The Cisco 2015 Annual Security Report has revealed that organizations must adopt an ‘all hands on deck’ approach to defend against cyber attacks. Attackers have become more proficient at taking advantage of gaps in security to evade detection and conceal malicious activity.
Sabrina Dar, GM, Cisco East Africa said: “Attackers have become more proficient at taking advantage of security gaps. At any given time, we should expect for one percent of high-urgency vulnerabilities to be actively exploited while 56 percent of all OpenSSL versions are still vulnerable to Heartbleed. Despite this, we see less than half of the security teams surveyed using standard tools like patching and configuration management to help prevent security breaches.”

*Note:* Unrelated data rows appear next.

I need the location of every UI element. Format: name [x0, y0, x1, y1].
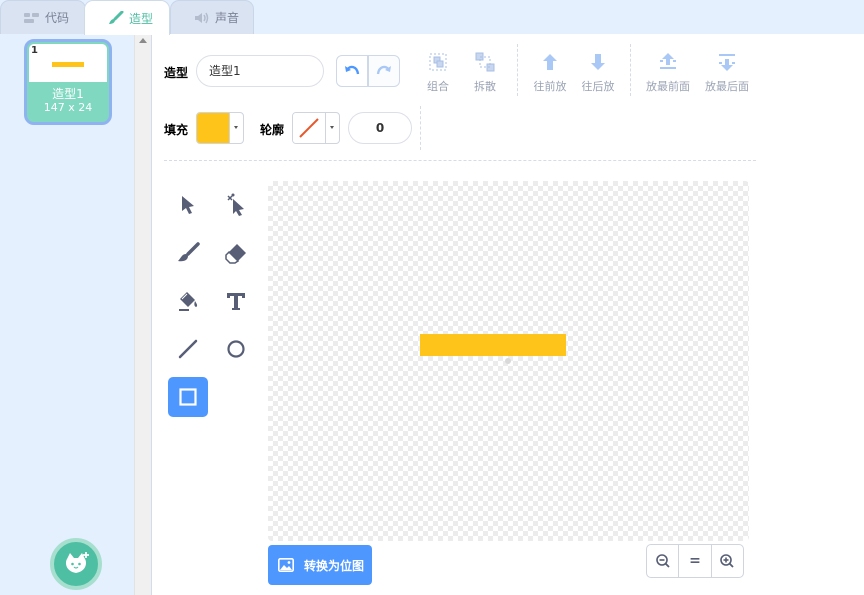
send-to-back-button[interactable]: 放最后面: [703, 51, 751, 94]
costume-number: 1: [31, 45, 38, 56]
redo-button[interactable]: [368, 55, 400, 87]
zoom-reset-button[interactable]: =: [679, 545, 712, 577]
yellow-rectangle-shape[interactable]: [420, 334, 566, 356]
bring-to-front-icon: [657, 51, 679, 73]
group-label: 组合: [427, 80, 449, 93]
add-costume-button[interactable]: [50, 538, 102, 590]
line-icon: [178, 339, 198, 359]
bring-to-front-button[interactable]: 放最前面: [644, 51, 692, 94]
zoom-in-button[interactable]: [712, 545, 743, 577]
tab-code[interactable]: 代码: [0, 0, 86, 34]
outline-size-input[interactable]: 0: [348, 112, 412, 144]
zoom-out-button[interactable]: [647, 545, 680, 577]
zoom-reset-label: =: [689, 553, 701, 569]
tab-sound[interactable]: 声音: [170, 0, 254, 34]
section-divider: [164, 160, 756, 161]
costume-card[interactable]: 1 造型1 147 x 24: [24, 39, 112, 125]
reshape-cursor-icon: [227, 193, 244, 216]
tab-bar: 代码 造型 声音: [0, 0, 864, 35]
costume-name-input[interactable]: 造型1: [196, 55, 324, 87]
send-to-back-icon: [716, 51, 738, 73]
paint-bucket-icon: [179, 292, 198, 311]
costume-name-label: 造型: [164, 66, 189, 80]
outline-color-picker[interactable]: [292, 112, 340, 144]
backward-label: 往后放: [581, 80, 615, 93]
circle-icon: [227, 340, 245, 358]
paint-canvas[interactable]: [268, 181, 749, 541]
costume-scrollbar[interactable]: [134, 34, 151, 595]
zoom-controls: =: [646, 544, 744, 578]
paint-editor: 造型 造型1 组合 拆散 往前放 往后放 放最前面 放最后面 填充 轮廓 0 转…: [152, 34, 864, 595]
eraser-icon: [225, 244, 246, 264]
forward-button[interactable]: 往前放: [526, 51, 574, 94]
fill-tool[interactable]: [168, 281, 208, 321]
zoom-in-icon: [720, 554, 734, 568]
zoom-out-icon: [655, 554, 670, 568]
fill-dropdown-icon[interactable]: [229, 113, 243, 143]
rectangle-tool[interactable]: [168, 377, 208, 417]
toolbar-divider: [630, 44, 631, 96]
outline-label: 轮廓: [260, 123, 285, 137]
costume-size: 147 x 24: [43, 101, 93, 114]
tab-code-label: 代码: [45, 11, 70, 25]
toolbar-divider: [517, 44, 518, 96]
forward-label: 往前放: [533, 80, 567, 93]
bring-to-front-label: 放最前面: [646, 80, 690, 93]
rectangle-icon: [179, 388, 197, 406]
tab-costume-label: 造型: [129, 11, 154, 26]
code-icon: [23, 11, 40, 25]
arrow-up-icon: [539, 51, 561, 73]
circle-tool[interactable]: [216, 329, 256, 369]
send-to-back-label: 放最后面: [705, 80, 749, 93]
line-tool[interactable]: [168, 329, 208, 369]
eraser-tool[interactable]: [216, 233, 256, 273]
paintbrush-icon: [178, 242, 200, 262]
backward-button[interactable]: 往后放: [574, 51, 622, 94]
cat-plus-icon: [65, 552, 89, 573]
group-button[interactable]: 组合: [414, 51, 462, 94]
costume-thumbnail: [29, 44, 107, 82]
ungroup-label: 拆散: [474, 80, 496, 93]
fill-color-picker[interactable]: [196, 112, 244, 144]
brush-icon: [107, 10, 124, 25]
tab-costume[interactable]: 造型: [84, 0, 170, 35]
rotation-center-marker: [505, 358, 511, 364]
brush-tool[interactable]: [168, 233, 208, 273]
convert-to-bitmap-button[interactable]: 转换为位图: [268, 545, 372, 585]
toolbar-divider: [420, 106, 421, 150]
outline-swatch: [293, 113, 325, 143]
costume-name: 造型1: [52, 87, 84, 101]
fill-label: 填充: [164, 123, 189, 137]
undo-button[interactable]: [336, 55, 368, 87]
undo-icon: [345, 65, 360, 75]
ungroup-button[interactable]: 拆散: [461, 51, 509, 94]
text-tool[interactable]: [216, 281, 256, 321]
select-tool[interactable]: [168, 185, 208, 225]
scroll-up-arrow-icon[interactable]: [139, 38, 147, 43]
text-t-icon: [227, 293, 245, 310]
image-icon: [278, 558, 294, 572]
convert-to-bitmap-label: 转换为位图: [304, 558, 365, 573]
costume-list: 1 造型1 147 x 24: [0, 34, 152, 595]
group-icon: [427, 51, 449, 73]
speaker-icon: [193, 11, 210, 25]
reshape-tool[interactable]: [216, 185, 256, 225]
ungroup-icon: [474, 51, 496, 73]
arrow-down-icon: [587, 51, 609, 73]
outline-dropdown-icon[interactable]: [325, 113, 339, 143]
fill-swatch: [197, 113, 229, 143]
redo-icon: [376, 65, 391, 75]
arrow-cursor-icon: [182, 196, 194, 214]
tab-sound-label: 声音: [215, 11, 240, 25]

The report findings conclude that its time for corporate boards to take a role in setting security priorities and expectations. Cisco’s “Security Manifesto”, a formal set of security principals as a foundation to achieving security, can help corporate boards, security teams and the users in the organization, to better understand and respond to the cybersecurity challenges of today’s world. The principals say that security MUST:
- Support the business.
- Work with existing architecture – and be usable.
- Transparent and informative.
- Enable visibility and appropriate action.
- Be viewed as a “people problem.”
Online criminals are expanding their tactics and morphing their messages to carry out cyber-attack campaigns and make it harder to detect them. The top three trends that Cisco’s threat intelligence uncovered are:
- Snowshoe spam: Emerging as a preferred strike method, attackers are sending low volumes of spam from a large set of IP addresses to avoid detection.
- Web Exploits Hiding in Plain Site: Widely used exploit kits are getting dismantled by security companies in short order. As a result online criminals are using other less common kits to successfully carry out their tactics – a sustainable business model as it does not attract too much attention.
Results from Cisco’s Security Benchmark Study, which surveyed Chief Information Security Officers (CISO’s) and Security Operations executives at 1700 companies globally reveals a widening gap in defender intent and actions. Specifically, the study indicates that 75 percent of CISOs see their security tools as very or extremely effective. However, less than 50 percent of respondents use standard tools such as patching and configuration to help prevent security breaches and ensure that they are running the latest versions. Heartbleed was landmark vulnerability last year, yet 56 percent of all OpenSSL versions are over 4.5 years old. That is a strong indicator that security teams are not patching.